In a classic bait-and-switch, the TSA has apologized to Lenore Zimmerman and Ruth Sherman, two elderly women who say they were strip-searched at JFK Airport in November, yet the agency still refuses to admit the women were strip-searched.

And still a third woman, Linda Kallish, scheduled to be on the same flight as Zimmerman, said she was taken into a private room and told to take her pants off.

Until now, the TSA has refused to apologize for anything, claiming that the women were lying.

So now the agency apologizes by saying in a letter to Senator Michael Gianaris of Queens:

It is not standard operating procedure for colostomy devices to be visually inspected, and the TSA apologizes for this employee’s action.

Yet that’s as far as it goes. The TSA still refuses to admit that anyone was asked to take her clothes off, according to Assistant Homeland Security Secretary Betsy Markey:

Markey still maintained that the Florida-based Sherman was never asked to remove her clothing.

“They asked me to pull my sweatpants down, and now they’re not telling you the truth,” Sherman fumed Monday.

Markey also denied that Zimmerman had been strip-searched, but did apologize for the conduct of a TSA agent who violated policy by scanning the Long Island granny’s back brace.

Zimmerman had told The News two female agents removed her clothes — instead of just patting her down — after she revealed that she was wearing a defibrillator.

“They’re lying,” said Zimmerman. “I don’t have a problem with [screeners checking\] the back brace. I have a problem with being strip-searched.”

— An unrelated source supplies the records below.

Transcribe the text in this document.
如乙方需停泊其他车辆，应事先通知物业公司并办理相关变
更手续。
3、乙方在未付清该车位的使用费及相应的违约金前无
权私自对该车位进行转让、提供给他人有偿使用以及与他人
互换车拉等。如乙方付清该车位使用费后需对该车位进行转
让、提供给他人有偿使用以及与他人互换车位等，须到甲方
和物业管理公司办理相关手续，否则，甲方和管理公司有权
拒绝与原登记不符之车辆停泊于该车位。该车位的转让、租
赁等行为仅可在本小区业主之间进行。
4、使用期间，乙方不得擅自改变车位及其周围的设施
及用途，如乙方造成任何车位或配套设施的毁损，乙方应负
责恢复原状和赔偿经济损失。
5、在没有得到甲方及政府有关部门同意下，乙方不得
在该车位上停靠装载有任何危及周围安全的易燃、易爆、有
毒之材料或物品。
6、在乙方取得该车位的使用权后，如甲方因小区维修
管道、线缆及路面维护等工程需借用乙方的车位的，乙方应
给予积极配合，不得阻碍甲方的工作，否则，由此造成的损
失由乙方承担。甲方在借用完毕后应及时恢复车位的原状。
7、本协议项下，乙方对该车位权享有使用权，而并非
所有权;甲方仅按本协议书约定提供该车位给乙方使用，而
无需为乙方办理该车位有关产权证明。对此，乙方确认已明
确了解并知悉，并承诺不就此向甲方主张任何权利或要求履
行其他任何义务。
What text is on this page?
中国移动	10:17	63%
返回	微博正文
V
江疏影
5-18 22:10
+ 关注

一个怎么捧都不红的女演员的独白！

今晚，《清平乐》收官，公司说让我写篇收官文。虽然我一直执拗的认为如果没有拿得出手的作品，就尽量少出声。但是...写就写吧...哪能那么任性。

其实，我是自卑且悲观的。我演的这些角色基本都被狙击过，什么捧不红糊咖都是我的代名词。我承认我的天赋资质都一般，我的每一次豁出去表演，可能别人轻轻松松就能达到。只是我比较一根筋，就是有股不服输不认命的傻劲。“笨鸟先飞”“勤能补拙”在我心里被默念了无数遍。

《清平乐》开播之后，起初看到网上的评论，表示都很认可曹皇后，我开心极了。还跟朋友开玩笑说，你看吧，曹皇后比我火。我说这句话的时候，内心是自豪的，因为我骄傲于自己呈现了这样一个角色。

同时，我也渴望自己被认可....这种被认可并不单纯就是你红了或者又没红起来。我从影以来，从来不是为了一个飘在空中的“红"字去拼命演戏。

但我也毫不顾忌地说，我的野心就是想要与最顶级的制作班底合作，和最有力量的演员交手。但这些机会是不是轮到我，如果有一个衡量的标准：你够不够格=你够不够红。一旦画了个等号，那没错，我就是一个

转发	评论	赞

As a friend aptly puts it, an apology begins, “I’m sorry I . . . .”  Not “I’m sorry you . . . .”  It’s an acknowledgment that “I” have done something wrong, not that “you” felt this way or that way. Apparently the TSA is sorry that Zimmerman and Sherman felt they had been strip-searched.

But this is par for the course for an agency that routinely abuses and humiliates passengers.

No word on whether Zimmerman is still going through on her threat of a lawsuit against the TSA.